R program to run it all at

I’d like to add the approximation (of course all credit attributed to you). Just want to put notes for when users should be cautious about using the approximation.

2 Likes

@spinkney did you run any examples with n closer to the total number of balls in the urn? I am getting some intialization errors when I increase n to like 2100.

Also, thanks for the question re what value of r should be used? I actually reformulated the approximation in terms of the untransformed integral. I will post that in a bit.

And the error is something like log(0) cannot evaluate likelihood, right?
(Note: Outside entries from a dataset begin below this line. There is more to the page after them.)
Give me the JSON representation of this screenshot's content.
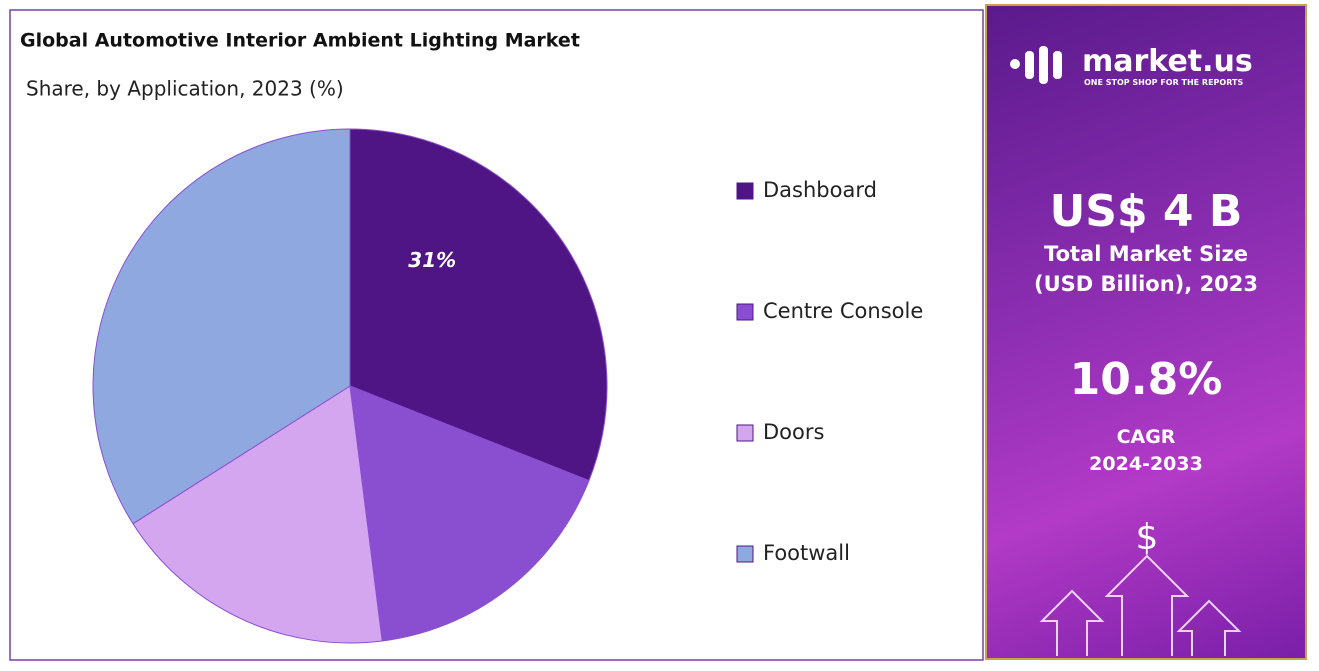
{
  "chart_data": {
    "type": "pie",
    "title": "Global Automotive Interior Ambient Lighting  Market",
    "subtitle": "Share, by Application, 2023 (%)",
    "categories": [
      "Dashboard",
      "Centre Console",
      "Doors",
      "Footwall"
    ],
    "values": [
      31,
      17,
      18,
      34
    ],
    "value_labels": [
      "31%",
      null,
      null,
      null
    ],
    "colors": [
      "#4f1585",
      "#8a4fd1",
      "#d3a6ef",
      "#8fa8e0"
    ],
    "legend": "right"
  },
  "panel": {
    "brand": "market.us",
    "tagline": "ONE STOP SHOP FOR THE REPORTS",
    "market_size": "US$ 4 B",
    "market_size_label_1": "Total Market Size",
    "market_size_label_2": "(USD Billion), 2023",
    "cagr": "10.8%",
    "cagr_label": "CAGR",
    "cagr_period": "2024-2033"
  }
}
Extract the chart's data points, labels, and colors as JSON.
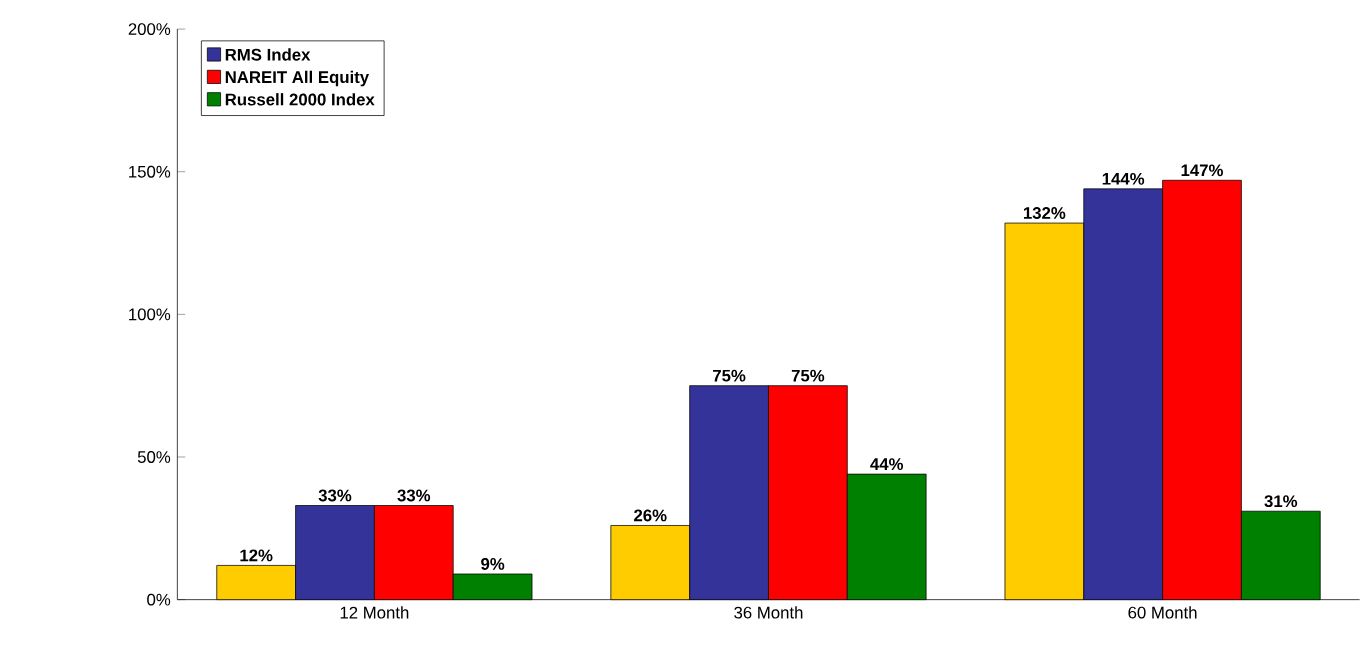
{
  "chart_data": {
    "type": "bar",
    "categories": [
      "12 Month",
      "36 Month",
      "60 Month"
    ],
    "series": [
      {
        "color": "#ffcc00",
        "values": [
          12,
          26,
          132
        ],
        "value_labels": [
          "12%",
          "26%",
          "132%"
        ]
      },
      {
        "name": "RMS Index",
        "color": "#333399",
        "values": [
          33,
          75,
          144
        ],
        "value_labels": [
          "33%",
          "75%",
          "144%"
        ]
      },
      {
        "name": "NAREIT All Equity",
        "color": "#ff0000",
        "values": [
          33,
          75,
          147
        ],
        "value_labels": [
          "33%",
          "75%",
          "147%"
        ]
      },
      {
        "name": "Russell 2000 Index",
        "color": "#008000",
        "values": [
          9,
          44,
          31
        ],
        "value_labels": [
          "9%",
          "44%",
          "31%"
        ]
      }
    ],
    "ylim": [
      0,
      200
    ],
    "yticks": [
      {
        "value": 0,
        "label": "0%"
      },
      {
        "value": 50,
        "label": "50%"
      },
      {
        "value": 100,
        "label": "100%"
      },
      {
        "value": 150,
        "label": "150%"
      },
      {
        "value": 200,
        "label": "200%"
      }
    ],
    "legend": "top left"
  }
}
I’ve been able to get rid of these errors and speed the code up if we allow reals instead of ints. Since these hypergeometric distributions are working on ratios I think it’s ok to allow reals. What I do when I work with large “urn” values is that I divide by some amount 10/100/etc and work on the small scale. The parameter values I’m interested in - the “weighted odds” - stay the same but the code runs much, much faster.
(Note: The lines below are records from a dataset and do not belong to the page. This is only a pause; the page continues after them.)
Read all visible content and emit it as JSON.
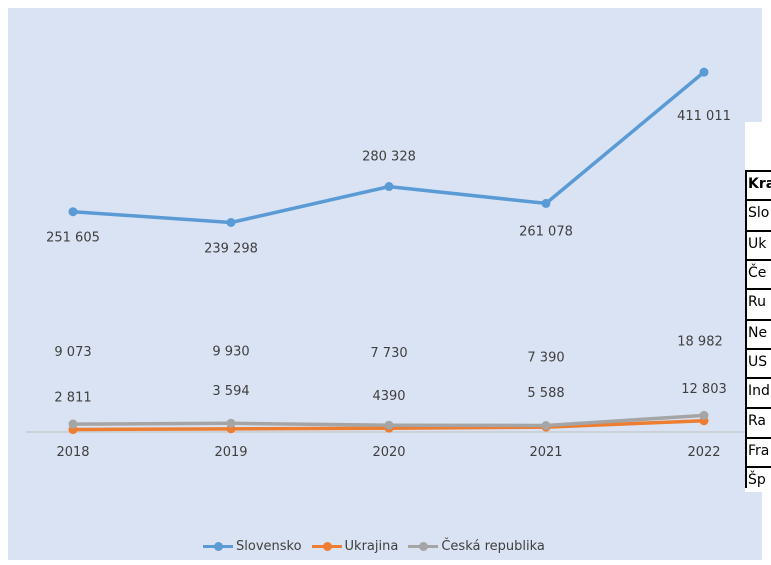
{
  "chart_data": {
    "type": "line",
    "categories": [
      "2018",
      "2019",
      "2020",
      "2021",
      "2022"
    ],
    "series": [
      {
        "name": "Slovensko",
        "color": "#5b9bd5",
        "values": [
          251605,
          239298,
          280328,
          261078,
          411011
        ],
        "labels": [
          "251 605",
          "239 298",
          "280 328",
          "261 078",
          "411 011"
        ]
      },
      {
        "name": "Ukrajina",
        "color": "#ed7d31",
        "values": [
          2811,
          3594,
          4390,
          5588,
          12803
        ],
        "labels": [
          "2 811",
          "3 594",
          "4390",
          "5 588",
          "12 803"
        ]
      },
      {
        "name": "Česká republika",
        "color": "#a5a5a5",
        "values": [
          9073,
          9930,
          7730,
          7390,
          18982
        ],
        "labels": [
          "9 073",
          "9 930",
          "7 730",
          "7 390",
          "18 982"
        ]
      }
    ],
    "ylim": [
      0,
      450000
    ],
    "legend": "bottom"
  },
  "table": {
    "rows": [
      "Kra",
      "Slo",
      "Uk",
      "Če",
      "Ru",
      "Ne",
      "US",
      "Ind",
      "Ra",
      "Fra",
      "Šp"
    ]
  }
}
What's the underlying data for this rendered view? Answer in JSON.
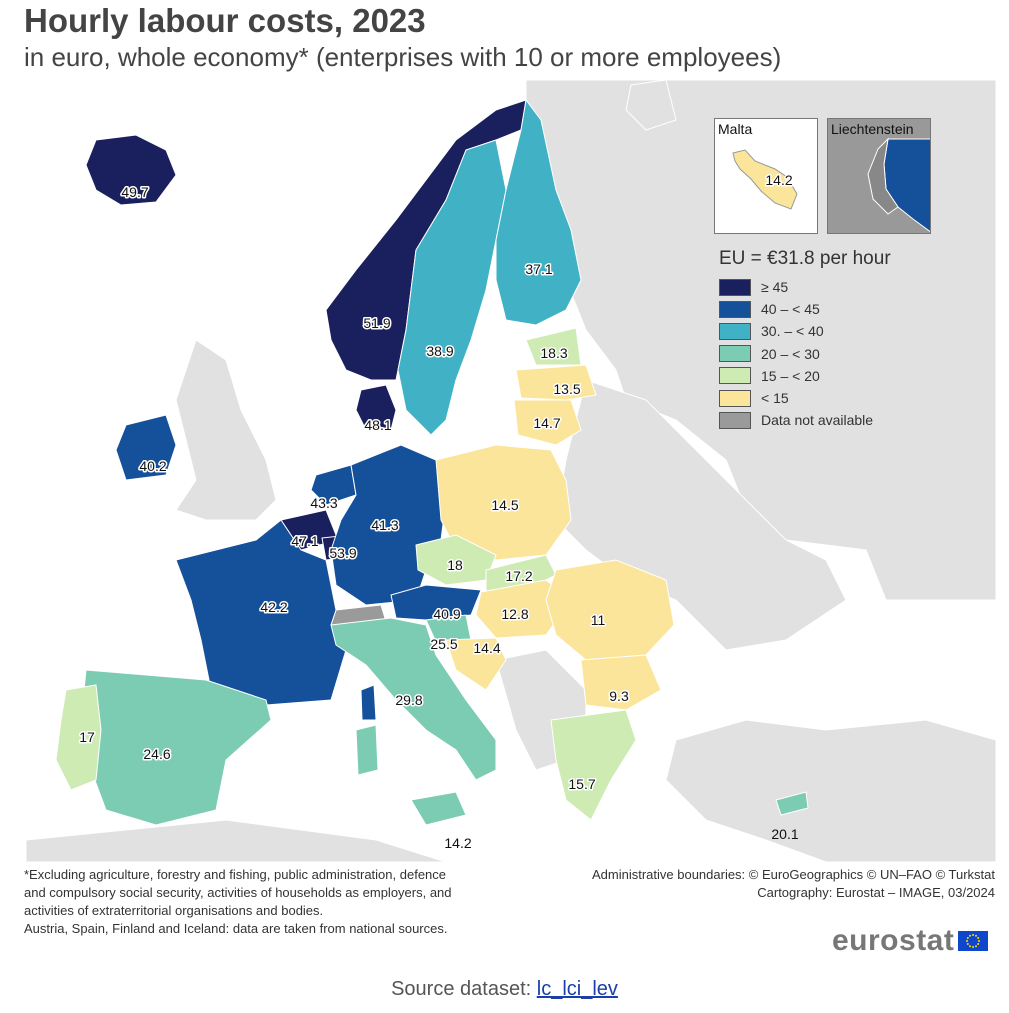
{
  "title": "Hourly labour costs, 2023",
  "subtitle": "in euro, whole economy* (enterprises with 10 or more employees)",
  "legend": {
    "title": "EU = €31.8 per hour",
    "classes": [
      {
        "label": "≥ 45",
        "color": "#1a1f5e"
      },
      {
        "label": "40 – < 45",
        "color": "#15509a"
      },
      {
        "label": "30. – < 40",
        "color": "#41b2c6"
      },
      {
        "label": "20 – < 30",
        "color": "#7cccb3"
      },
      {
        "label": "15 – < 20",
        "color": "#cdebb2"
      },
      {
        "label": "< 15",
        "color": "#fbe59a"
      },
      {
        "label": "Data not available",
        "color": "#9a9a9a"
      }
    ]
  },
  "insets": {
    "malta": {
      "title": "Malta",
      "value": "14.2"
    },
    "liechtenstein": {
      "title": "Liechtenstein"
    }
  },
  "map_values": {
    "iceland": "49.7",
    "norway": "51.9",
    "sweden": "38.9",
    "finland": "37.1",
    "estonia": "18.3",
    "latvia": "13.5",
    "lithuania": "14.7",
    "denmark": "48.1",
    "ireland": "40.2",
    "netherlands": "43.3",
    "belgium": "47.1",
    "luxembourg": "53.9",
    "germany": "41.3",
    "poland": "14.5",
    "czechia": "18",
    "slovakia": "17.2",
    "austria": "40.9",
    "hungary": "12.8",
    "romania": "11",
    "slovenia": "25.5",
    "croatia": "14.4",
    "bulgaria": "9.3",
    "france": "42.2",
    "spain": "24.6",
    "portugal": "17",
    "italy": "29.8",
    "greece": "15.7",
    "cyprus": "20.1",
    "malta_main": "14.2"
  },
  "footnote": [
    "*Excluding agriculture, forestry and fishing, public administration, defence",
    "and compulsory social security, activities of households as employers, and",
    "activities of extraterritorial organisations and bodies.",
    "Austria, Spain, Finland and Iceland: data are taken from national sources."
  ],
  "credits": [
    "Administrative boundaries: © EuroGeographics © UN–FAO © Turkstat",
    "Cartography: Eurostat – IMAGE, 03/2024"
  ],
  "logo": "eurostat",
  "source": {
    "label": "Source dataset: ",
    "link": "lc_lci_lev"
  }
}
For example, opening up the pmf to a pdf and letting the lbeta functions “interpolate” across the integers gives:

functions {
    real multi_wallenius_integral(
                    real t,          // Function argument
                    real xc,         // Complement of function argument
                                     //  on the domain (defined later)
                    real[] theta,    // parameters
                    real[] x_r,      // data (real)
                    int[] x_i) {     // data (integer)
  real Dinv = 1 / theta[1];
  int Cp1 = num_elements(x_r);
  real v = 1;
  
  for (i in 2:Cp1)
      v *= pow(1 - t^(theta[i] * Dinv), x_r[i]);

  return v;
  }
  
  real multi_walleniusc_lpdf(data real[] k, vector m, vector p,
                            data int[] x_i, data real tol) {
    int C = num_elements(m);
    real D = dot_product(to_row_vector(p), (m - to_vector(k[2:C + 1])));
    real lp = log(integrate_1d(
                    multi_wallenius_integral, 0, 1,
                     append_array({D}, to_array_1d(p)),
                     k,
                     x_i,
                     tol));
    
    for (i in 1:C)
      lp += -log1p(m[i]) - lbeta(m[i] - k[i + 1] + 1, k[i + 1] + 1);
      
    return lp;
  }
}
data {
  int<lower=0> N;
  int<lower=0> C;
  real y[N, C + 1];
  vector[C] m;
  real tol;
}
transformed data {
  real x_r[0];
  int x_i[0];
}
parameters {
  simplex[C] probs;
}
model {
  // for (i in 1:N)
  //   y[i] ~ multi_wallenius(m, probs, x_r, tol);
  for (i in 1:N)
    y[i] ~ multi_walleniusc(m, probs, x_i, tol);
}

To test

fp <- file.path("../multi_walleniusc.stan")
mod <- cmdstan_model(fp, force_recompile = T)

N <- 20
m <- c(2525, 1333, 888)
n <- 4234

odds <- c(0.2, 0.7, 0.1)
y <- rMWNCHypergeo(N, m, n, odds)
meanMWNCHypergeo(m, n, odds, precision=1E-7)

mod_out <- mod$sample(
  data = list(N = N,
              C = length(m),
              y = cbind(n / 100, t(y / 100)),
              m = m / 100,
              tol = 0.01),
  chains = 2,
  init = 1,
  adapt_delta = 0.8,
  parallel_chains = 2,
  iter_warmup = 200,
  iter_sampling = 200
)

mod_out

Oh I really like that idea! I asked about using high draw values because if you know apriori that n_draws < min(m_i), I would think to model the likelihood with a standard multinomial (and just assume with replacement for the individual draws). I guess there is some ambiguity because the non-central distributions’ bias depends on the number of balls in the urn, so the probability should decrement as you draw them (but the weights don’t), but “in real life” I don’t know how important that fact is.

In particular, for “most” problems where I would apply this, I would basically just want to use Categorical likelihoods for each draw, and then have the likelihood’s dimension vary as the colors run out. I tried going down that path, but when I found the non-central hypergeometric distributions, I stopped that branch.